A final da Taça de Portugal era, pois, um jogo de alto risco.

Fui ao estádio com a irresponsável esperança de curar as traumatizantes memórias das finais recentemente perdidas contra a gloriosa Académica e o colossal Desportivo das Aves. Até mesmo a réstia de fé que arrastei para a tribuna de imprensa era infundada: por ver ao vivo Pedro Almeida Vieira escrever ao vento do Jamor, enquanto eu cruzava os braços de frio, agravei um resfriado com vários dias de evolução. Aprimorado com uma camisola verde que alegremente me cravou, orgulhosamente vestida na bancada dos jornalistas, o Sr. Director animou-me a ir resistindo, sem grandes espirros, a 120 minutos mais descontos daquilo.

 – Viste esta jogada? O Sporting este ano tem mesmo um ataque de rebentar!

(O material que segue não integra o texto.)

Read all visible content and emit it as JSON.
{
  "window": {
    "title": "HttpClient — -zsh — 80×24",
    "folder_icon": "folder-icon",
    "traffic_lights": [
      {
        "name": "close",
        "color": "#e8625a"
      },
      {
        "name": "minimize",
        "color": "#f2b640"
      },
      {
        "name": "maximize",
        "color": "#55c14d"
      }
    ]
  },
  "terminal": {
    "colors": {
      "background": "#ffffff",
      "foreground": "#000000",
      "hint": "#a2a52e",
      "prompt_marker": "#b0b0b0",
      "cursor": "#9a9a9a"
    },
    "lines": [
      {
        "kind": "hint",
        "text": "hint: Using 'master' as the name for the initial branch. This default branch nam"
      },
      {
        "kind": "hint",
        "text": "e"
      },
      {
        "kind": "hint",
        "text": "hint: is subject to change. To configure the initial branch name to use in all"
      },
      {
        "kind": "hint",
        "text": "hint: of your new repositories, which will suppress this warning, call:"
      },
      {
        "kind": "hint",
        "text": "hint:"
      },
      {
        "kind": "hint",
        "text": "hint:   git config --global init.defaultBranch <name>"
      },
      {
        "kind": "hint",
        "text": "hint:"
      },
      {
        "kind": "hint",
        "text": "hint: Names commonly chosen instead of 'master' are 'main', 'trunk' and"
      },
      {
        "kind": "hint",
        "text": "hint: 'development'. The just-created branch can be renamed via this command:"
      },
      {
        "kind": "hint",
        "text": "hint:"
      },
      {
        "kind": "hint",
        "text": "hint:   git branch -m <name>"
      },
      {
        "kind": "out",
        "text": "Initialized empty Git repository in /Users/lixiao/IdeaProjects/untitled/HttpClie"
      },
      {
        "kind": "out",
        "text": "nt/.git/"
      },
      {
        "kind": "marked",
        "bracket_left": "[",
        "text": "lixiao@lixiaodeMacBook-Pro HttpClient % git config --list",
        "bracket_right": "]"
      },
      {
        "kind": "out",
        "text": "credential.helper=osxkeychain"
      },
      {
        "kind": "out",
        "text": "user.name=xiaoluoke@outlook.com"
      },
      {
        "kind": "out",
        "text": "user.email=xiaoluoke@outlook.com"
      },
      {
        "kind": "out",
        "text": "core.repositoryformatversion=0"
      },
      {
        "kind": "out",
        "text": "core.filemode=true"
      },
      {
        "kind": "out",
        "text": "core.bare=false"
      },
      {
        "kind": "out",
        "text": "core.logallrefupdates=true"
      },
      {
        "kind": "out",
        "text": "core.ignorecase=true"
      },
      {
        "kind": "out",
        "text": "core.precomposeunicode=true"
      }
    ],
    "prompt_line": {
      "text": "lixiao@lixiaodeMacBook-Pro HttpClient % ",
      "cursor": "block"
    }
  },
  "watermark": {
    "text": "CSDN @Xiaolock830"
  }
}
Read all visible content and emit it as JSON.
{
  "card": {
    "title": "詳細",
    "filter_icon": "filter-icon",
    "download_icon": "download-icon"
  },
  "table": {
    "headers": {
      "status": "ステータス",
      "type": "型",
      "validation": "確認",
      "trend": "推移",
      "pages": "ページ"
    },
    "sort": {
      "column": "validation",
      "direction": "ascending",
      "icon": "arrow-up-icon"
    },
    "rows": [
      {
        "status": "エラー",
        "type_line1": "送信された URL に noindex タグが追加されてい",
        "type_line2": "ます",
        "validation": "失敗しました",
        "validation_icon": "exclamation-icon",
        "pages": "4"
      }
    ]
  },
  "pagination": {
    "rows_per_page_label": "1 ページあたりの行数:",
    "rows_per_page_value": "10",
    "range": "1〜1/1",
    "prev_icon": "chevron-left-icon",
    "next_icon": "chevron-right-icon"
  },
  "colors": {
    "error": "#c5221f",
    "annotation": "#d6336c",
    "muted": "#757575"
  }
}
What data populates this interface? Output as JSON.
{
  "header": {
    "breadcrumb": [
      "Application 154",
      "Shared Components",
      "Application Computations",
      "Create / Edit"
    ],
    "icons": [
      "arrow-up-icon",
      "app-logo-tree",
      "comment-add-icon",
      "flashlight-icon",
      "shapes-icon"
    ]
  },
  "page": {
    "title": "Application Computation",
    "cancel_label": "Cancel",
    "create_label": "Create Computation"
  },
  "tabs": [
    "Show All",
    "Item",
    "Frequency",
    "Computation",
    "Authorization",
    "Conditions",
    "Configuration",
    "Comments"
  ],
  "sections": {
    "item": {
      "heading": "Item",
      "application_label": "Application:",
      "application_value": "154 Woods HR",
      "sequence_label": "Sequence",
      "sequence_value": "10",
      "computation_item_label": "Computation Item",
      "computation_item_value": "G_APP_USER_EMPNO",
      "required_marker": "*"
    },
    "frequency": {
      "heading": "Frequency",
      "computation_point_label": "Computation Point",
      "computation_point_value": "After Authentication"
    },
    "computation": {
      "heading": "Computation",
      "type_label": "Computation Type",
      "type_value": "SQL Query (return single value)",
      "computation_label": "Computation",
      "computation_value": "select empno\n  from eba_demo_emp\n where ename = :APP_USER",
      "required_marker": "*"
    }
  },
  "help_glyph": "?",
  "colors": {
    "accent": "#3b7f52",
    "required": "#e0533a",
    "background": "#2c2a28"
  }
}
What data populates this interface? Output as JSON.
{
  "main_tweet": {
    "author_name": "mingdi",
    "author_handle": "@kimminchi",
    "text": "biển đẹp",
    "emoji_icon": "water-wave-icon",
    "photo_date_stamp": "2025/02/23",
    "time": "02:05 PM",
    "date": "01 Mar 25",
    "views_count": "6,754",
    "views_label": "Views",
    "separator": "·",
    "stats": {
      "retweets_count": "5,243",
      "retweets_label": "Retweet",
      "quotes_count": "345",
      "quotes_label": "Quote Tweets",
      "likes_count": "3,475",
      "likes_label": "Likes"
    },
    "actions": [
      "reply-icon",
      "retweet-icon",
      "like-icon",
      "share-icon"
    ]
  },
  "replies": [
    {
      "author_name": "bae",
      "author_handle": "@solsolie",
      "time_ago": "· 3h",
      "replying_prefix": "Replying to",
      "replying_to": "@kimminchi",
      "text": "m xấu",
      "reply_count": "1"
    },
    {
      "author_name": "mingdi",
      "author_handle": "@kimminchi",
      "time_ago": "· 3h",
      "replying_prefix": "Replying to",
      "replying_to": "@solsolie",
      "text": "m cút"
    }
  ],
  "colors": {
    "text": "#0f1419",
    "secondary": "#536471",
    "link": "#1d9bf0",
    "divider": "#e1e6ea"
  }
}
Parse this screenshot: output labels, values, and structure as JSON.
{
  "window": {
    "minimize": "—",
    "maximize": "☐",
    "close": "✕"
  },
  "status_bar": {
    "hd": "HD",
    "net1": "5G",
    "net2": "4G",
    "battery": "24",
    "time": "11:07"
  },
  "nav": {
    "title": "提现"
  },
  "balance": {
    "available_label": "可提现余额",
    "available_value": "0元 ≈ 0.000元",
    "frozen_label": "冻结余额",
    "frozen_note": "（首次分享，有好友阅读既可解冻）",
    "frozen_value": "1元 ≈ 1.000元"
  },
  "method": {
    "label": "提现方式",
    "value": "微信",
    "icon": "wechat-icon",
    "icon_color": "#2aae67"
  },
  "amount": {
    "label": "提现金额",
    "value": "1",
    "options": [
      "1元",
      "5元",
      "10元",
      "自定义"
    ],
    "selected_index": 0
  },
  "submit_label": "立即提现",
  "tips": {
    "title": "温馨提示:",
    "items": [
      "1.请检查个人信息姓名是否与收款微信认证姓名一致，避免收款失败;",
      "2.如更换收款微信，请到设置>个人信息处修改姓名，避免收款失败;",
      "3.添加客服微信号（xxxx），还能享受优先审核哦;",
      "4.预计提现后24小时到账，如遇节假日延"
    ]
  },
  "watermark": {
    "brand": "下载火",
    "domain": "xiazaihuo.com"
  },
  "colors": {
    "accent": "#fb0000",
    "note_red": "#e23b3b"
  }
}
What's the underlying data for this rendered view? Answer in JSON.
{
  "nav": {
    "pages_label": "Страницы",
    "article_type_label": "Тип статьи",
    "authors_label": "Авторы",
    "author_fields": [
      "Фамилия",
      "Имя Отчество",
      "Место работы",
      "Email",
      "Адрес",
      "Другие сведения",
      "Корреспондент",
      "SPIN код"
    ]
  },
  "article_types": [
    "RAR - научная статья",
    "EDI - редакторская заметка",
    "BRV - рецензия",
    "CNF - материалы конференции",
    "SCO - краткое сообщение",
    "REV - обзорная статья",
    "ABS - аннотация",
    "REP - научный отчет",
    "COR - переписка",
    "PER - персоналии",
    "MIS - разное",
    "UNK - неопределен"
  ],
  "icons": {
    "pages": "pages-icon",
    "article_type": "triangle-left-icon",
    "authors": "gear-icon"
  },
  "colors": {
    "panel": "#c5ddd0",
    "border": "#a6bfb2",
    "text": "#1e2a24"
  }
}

A equipa do Sporting entrou em campo com a desconcertante descontracção daquele inocente pónei que foi violado nos seus direitos à alface e à imagem num supermercado de Sintra, sem ao menos o PAN relinchar por ele de indignação em conferência de imprensa. Já os jogadores do Porto apresentaram-se como cavalos selvagens. Matreiro, o Otávio pediu respeitosamente ao Gyökeres para ir atacar para outro lado, que ele não queria passar vergonhas no Estádio Nacional. O St. Juste, qual anjinho a esbracejar as asas, ficou tão extasiado pelo golo mais bonito da tarde que não tardou a afogar a equipa na esparrela do adversário. Talentoso e artista, Evanilson tantas vezes tentou, sem sucesso, encandear o árbitro e enganar um valente guarda-redes de 19 anos, que já no prolongamento caiu morto na relva e foi mesmo penalty.

Eu preparava-me para escrever o nome de Diogo Pinto no boletim distribuído pela Federação Portuguesa de Futebol aos jornalistas para escolhermos o homem do jogo. Senti-me tão confuso e contrariado que engoli em seco e votei em branco.

Confortaram-me, em coro ruidoso mas bem ensaiado, os adeptos do Porto, soltando até ao fim excruciantes gritos de alívio de cada vez que uma quadrilha de defesas roubava a bola ao Puro-sangue do Sporting. Aquele estridente trauma terá sido infligido por dois golos de rajada, ao minuto 86, por volta das dez horas da noite de 28 de Abril de 2024. Acredito que esse acontecimento, que fica para a História dos Clássicos, foi mais chocante para eles do que para nós não termos verdadeiramente chegado a disputar a final da Taça de Portugal.

Na véspera dos petardos do Gyökeres, deu-se um acontecimento muito mais importante para o futuro. Os corajosos sócios do Porto tiveram a sabedoria muito nortenha de votar em massa, limpar o clube e libertar a cidade. Deus ajude sempre quem muda com coragem! O Sporting honrou os seus adeptos e a sua História abrindo alas a um meritório e justo vencedor.

O Pedro levou a camisola verde que lhe emprestei para casa. Diz que já fica para a final da Supertaça.

Fica tu também, St. Juste! Da próxima vez, até ao fim do jogo – e da festa.